If the storage backend supports key-order, the adjacency lists will be ordered by the id of their vertex and Titan’s can assign vertex ids such that the graph is effectively partitioned. Ids are assigned such that vertices which are frequently co-accessed have ids with small absolute difference.
Each edge and property is stored as one cell in the rows of its adjacent vertices. They are serialized such that the byte order of the column respects the sort key of the edge label. Variable id encoding schemes and compressed object serialization are used to keep the storage footprint of each edge/cell as small as possible.
Consider the storage layout of an individual edge as visualized in the top row of the graphic above. The dark blue boxes represent numbers that are encoded with a variable length encoding scheme to reduce the number of bytes they consume. Red boxes represent one or multiple property values (i.e. objects) that are serialized with compressed meta data referenced in the associated property key. Grey boxes represent uncompressed property values (i.e. serialized objects).
The serialized representation of an edge starts with the edge label’s unique id (as assigned by Titan). This is typically a small number and compressed well with variable id encoding. The last bit of this id is offset to store whether this is an incoming or outgoing edge. Next, the property value comprising the sort key are stored. The sort key is defined with the edge label and hence the sort key objects meta data can be referenced to the edge label. After that, the id of the adjacent vertex is stored. Titan does not store the actual vertex id but the difference to the id of the vertex that owns this adjacency list.

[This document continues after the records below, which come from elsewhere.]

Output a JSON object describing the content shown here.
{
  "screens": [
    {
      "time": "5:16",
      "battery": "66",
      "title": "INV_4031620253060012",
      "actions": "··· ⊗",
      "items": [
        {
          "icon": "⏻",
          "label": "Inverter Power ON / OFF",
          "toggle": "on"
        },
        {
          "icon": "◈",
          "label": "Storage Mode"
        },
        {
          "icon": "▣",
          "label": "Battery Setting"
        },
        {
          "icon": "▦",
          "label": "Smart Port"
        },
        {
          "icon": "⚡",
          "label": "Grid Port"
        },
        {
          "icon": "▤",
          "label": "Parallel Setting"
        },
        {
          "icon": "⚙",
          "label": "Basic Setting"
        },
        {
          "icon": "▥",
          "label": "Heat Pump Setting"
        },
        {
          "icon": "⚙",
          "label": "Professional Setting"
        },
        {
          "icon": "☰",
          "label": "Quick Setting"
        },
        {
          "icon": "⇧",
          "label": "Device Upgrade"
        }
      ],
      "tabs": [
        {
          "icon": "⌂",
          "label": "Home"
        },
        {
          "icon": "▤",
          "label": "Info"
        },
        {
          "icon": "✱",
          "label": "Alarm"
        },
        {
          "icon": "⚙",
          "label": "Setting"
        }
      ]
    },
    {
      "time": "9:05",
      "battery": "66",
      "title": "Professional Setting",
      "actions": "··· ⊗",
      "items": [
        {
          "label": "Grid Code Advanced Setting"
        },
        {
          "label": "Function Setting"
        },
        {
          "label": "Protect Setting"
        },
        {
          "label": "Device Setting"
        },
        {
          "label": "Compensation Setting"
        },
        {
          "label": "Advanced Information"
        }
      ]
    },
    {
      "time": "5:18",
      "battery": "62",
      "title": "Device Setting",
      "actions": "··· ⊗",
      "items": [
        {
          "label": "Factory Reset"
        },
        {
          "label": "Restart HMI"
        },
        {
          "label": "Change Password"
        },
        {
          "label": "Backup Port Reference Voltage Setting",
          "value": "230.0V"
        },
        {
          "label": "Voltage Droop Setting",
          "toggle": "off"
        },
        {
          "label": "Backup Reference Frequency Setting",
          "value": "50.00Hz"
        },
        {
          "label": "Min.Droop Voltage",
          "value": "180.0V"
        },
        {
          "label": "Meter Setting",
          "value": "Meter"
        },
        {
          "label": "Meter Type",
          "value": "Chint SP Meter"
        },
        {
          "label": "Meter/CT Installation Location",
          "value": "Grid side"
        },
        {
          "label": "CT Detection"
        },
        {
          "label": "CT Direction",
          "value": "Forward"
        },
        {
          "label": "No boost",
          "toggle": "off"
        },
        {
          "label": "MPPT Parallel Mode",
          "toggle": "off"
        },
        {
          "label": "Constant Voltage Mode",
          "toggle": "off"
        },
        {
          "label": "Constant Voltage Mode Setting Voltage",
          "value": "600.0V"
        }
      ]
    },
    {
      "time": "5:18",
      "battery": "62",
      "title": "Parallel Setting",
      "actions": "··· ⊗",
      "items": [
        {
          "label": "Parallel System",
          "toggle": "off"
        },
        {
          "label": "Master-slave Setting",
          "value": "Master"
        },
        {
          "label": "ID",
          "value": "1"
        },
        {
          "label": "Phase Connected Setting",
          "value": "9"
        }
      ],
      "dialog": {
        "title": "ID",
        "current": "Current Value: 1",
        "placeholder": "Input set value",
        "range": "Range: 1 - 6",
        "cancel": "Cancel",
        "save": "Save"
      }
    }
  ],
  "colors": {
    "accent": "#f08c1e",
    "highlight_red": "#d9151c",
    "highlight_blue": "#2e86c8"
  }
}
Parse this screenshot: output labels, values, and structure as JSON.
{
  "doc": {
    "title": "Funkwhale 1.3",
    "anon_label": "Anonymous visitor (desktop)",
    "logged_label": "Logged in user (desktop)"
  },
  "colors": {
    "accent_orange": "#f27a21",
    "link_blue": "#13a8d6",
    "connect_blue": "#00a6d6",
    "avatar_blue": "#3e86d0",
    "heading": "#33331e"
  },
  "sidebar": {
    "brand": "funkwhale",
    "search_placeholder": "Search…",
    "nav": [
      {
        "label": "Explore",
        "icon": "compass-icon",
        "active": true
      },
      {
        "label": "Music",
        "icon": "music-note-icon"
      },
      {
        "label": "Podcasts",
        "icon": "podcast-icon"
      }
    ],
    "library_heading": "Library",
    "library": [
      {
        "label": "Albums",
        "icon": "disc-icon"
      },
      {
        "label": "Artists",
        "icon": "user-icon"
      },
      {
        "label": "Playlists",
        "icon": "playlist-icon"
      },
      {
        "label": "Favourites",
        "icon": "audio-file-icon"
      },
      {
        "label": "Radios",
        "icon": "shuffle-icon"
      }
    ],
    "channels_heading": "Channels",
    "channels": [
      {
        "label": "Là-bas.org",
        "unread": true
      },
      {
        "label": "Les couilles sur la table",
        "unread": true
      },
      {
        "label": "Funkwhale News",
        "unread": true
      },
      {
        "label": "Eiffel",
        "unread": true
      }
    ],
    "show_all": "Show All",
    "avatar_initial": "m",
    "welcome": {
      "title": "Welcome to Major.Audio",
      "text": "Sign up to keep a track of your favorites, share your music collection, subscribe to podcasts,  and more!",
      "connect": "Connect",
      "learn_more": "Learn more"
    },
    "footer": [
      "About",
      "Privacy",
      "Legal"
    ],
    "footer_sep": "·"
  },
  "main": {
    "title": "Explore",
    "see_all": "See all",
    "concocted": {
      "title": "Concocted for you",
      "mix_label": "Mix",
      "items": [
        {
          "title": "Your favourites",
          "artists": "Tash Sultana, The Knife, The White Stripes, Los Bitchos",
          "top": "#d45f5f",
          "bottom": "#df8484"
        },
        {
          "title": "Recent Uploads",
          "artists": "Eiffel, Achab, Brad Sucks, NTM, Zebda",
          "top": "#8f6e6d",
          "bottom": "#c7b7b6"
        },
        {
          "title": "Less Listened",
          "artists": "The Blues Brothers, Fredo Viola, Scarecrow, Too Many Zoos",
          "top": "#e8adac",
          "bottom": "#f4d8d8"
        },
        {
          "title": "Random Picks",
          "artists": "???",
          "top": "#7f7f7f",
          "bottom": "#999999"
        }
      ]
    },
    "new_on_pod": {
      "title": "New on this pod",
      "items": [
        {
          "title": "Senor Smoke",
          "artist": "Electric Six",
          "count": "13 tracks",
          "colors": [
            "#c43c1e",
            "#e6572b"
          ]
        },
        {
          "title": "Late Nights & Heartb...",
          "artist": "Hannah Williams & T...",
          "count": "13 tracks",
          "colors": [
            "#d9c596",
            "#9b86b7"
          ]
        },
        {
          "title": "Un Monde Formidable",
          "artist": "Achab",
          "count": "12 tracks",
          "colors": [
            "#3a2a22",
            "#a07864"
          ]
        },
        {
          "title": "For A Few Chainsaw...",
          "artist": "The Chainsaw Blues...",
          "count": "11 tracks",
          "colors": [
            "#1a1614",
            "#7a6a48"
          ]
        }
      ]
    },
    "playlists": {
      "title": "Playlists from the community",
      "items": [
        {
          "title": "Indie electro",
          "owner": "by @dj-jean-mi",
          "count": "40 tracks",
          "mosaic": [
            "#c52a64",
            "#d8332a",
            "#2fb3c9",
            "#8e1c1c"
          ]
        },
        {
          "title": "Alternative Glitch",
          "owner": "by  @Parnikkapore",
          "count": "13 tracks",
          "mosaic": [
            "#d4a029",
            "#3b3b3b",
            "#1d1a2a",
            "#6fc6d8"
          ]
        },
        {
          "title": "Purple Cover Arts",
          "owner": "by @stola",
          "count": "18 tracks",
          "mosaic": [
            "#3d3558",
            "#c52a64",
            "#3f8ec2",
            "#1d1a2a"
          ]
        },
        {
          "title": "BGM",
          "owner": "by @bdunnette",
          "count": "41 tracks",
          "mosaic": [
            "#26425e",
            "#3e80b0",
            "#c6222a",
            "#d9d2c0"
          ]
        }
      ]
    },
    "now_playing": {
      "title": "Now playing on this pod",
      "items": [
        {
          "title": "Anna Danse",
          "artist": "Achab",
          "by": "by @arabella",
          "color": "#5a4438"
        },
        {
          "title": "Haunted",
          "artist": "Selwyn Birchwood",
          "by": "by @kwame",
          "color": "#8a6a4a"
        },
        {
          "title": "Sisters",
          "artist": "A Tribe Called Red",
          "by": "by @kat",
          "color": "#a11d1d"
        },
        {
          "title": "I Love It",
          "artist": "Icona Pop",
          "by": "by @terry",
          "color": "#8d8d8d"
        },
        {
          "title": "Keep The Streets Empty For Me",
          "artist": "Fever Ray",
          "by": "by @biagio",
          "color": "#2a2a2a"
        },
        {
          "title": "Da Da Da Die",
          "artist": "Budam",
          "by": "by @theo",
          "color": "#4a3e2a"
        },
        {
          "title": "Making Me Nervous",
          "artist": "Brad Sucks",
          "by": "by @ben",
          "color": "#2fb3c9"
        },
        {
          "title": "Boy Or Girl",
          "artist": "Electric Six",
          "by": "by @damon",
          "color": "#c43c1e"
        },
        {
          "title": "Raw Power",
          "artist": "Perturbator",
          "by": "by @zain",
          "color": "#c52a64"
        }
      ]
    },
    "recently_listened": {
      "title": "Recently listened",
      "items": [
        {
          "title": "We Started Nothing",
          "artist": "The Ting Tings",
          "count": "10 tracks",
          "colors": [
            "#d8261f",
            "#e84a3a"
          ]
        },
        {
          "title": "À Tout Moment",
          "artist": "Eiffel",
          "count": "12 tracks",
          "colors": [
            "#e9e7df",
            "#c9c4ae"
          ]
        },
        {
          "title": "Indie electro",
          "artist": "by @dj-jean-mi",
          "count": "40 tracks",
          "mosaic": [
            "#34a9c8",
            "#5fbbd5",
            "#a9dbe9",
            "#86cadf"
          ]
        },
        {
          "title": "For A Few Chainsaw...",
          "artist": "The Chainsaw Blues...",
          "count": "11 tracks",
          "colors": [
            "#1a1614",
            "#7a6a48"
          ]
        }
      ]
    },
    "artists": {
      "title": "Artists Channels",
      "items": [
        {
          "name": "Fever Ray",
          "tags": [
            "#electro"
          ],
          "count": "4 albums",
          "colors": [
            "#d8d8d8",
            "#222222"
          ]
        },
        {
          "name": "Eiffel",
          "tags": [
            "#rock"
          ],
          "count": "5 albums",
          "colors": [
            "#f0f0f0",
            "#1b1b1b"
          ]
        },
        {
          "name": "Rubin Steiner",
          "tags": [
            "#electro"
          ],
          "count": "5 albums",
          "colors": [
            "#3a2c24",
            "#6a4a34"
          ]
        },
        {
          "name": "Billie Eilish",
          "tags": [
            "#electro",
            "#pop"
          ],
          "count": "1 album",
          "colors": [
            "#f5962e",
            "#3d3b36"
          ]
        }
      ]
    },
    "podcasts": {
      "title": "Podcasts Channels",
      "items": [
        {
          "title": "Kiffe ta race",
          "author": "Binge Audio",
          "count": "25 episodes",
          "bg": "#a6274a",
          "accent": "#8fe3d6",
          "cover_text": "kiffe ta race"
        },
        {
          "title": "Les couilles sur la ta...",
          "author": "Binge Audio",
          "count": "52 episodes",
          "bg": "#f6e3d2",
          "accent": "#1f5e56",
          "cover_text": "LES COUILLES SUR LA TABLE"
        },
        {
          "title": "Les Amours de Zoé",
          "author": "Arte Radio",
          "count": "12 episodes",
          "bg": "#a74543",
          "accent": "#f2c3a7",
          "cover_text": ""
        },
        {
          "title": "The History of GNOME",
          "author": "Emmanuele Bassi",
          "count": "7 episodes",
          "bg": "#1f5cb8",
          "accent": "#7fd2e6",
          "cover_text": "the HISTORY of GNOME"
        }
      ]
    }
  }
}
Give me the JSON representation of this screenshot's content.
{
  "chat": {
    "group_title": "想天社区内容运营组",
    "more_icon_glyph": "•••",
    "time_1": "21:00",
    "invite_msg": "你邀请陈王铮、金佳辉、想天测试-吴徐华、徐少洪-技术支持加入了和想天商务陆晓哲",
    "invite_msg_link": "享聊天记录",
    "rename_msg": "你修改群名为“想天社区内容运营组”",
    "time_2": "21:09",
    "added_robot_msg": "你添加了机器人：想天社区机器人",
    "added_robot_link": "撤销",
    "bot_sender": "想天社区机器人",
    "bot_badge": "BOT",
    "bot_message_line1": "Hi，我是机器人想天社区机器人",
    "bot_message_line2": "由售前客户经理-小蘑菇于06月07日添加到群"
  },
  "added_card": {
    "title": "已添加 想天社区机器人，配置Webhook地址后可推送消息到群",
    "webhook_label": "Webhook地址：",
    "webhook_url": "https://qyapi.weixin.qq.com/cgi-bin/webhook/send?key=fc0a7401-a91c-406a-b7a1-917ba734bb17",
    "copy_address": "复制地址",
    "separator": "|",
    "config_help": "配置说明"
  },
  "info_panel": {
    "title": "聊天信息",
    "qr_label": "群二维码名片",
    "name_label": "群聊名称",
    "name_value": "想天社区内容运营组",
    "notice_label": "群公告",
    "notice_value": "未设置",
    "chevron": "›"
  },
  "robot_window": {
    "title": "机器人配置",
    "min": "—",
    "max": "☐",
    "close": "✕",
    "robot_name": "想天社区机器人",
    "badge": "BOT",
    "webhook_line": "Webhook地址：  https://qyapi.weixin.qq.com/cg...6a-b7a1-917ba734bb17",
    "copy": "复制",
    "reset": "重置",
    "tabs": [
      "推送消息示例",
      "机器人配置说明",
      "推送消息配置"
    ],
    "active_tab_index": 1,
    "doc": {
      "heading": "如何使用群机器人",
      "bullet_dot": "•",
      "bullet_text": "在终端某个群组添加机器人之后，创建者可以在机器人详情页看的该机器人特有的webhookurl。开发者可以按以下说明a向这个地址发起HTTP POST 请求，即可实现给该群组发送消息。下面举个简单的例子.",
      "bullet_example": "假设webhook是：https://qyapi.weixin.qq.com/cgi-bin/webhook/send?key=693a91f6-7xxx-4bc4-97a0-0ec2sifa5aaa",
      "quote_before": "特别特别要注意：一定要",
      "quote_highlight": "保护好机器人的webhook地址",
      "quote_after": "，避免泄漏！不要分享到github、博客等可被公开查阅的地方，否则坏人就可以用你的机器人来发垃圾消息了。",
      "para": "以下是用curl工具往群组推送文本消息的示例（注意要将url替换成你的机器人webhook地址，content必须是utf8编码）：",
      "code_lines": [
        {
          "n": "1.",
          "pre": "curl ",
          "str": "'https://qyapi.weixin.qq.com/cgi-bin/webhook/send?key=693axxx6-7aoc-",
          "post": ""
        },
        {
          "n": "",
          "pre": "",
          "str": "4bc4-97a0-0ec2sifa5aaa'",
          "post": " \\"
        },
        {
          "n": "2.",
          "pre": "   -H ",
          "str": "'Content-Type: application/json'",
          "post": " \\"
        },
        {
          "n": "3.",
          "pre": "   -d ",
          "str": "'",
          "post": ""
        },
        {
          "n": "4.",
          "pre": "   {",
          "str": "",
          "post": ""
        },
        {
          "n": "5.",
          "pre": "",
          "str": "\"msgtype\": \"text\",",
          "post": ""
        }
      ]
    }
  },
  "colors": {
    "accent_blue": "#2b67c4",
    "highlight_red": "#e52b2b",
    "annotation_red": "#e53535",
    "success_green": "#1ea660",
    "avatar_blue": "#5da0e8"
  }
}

It is likely that the difference is a smaller number than the absolute id and hence compresses better. The vertex id is followed by the id of this edge. Each edge is assigned a unique id by Titan. This concludes the column value of the edge’s cell. The value of the edge’s cell contains the compressed serialization of the signature properties of the edge (as defined by the label’s signature key) and any other properties that have been added to the edge in uncompressed serialization.
The serialized representation of a property is simpler and only contains the property’s key id in the column. The property id and the property value are stored in the value. If the property key is defined as list()
, however, the property id is stored in the column as well.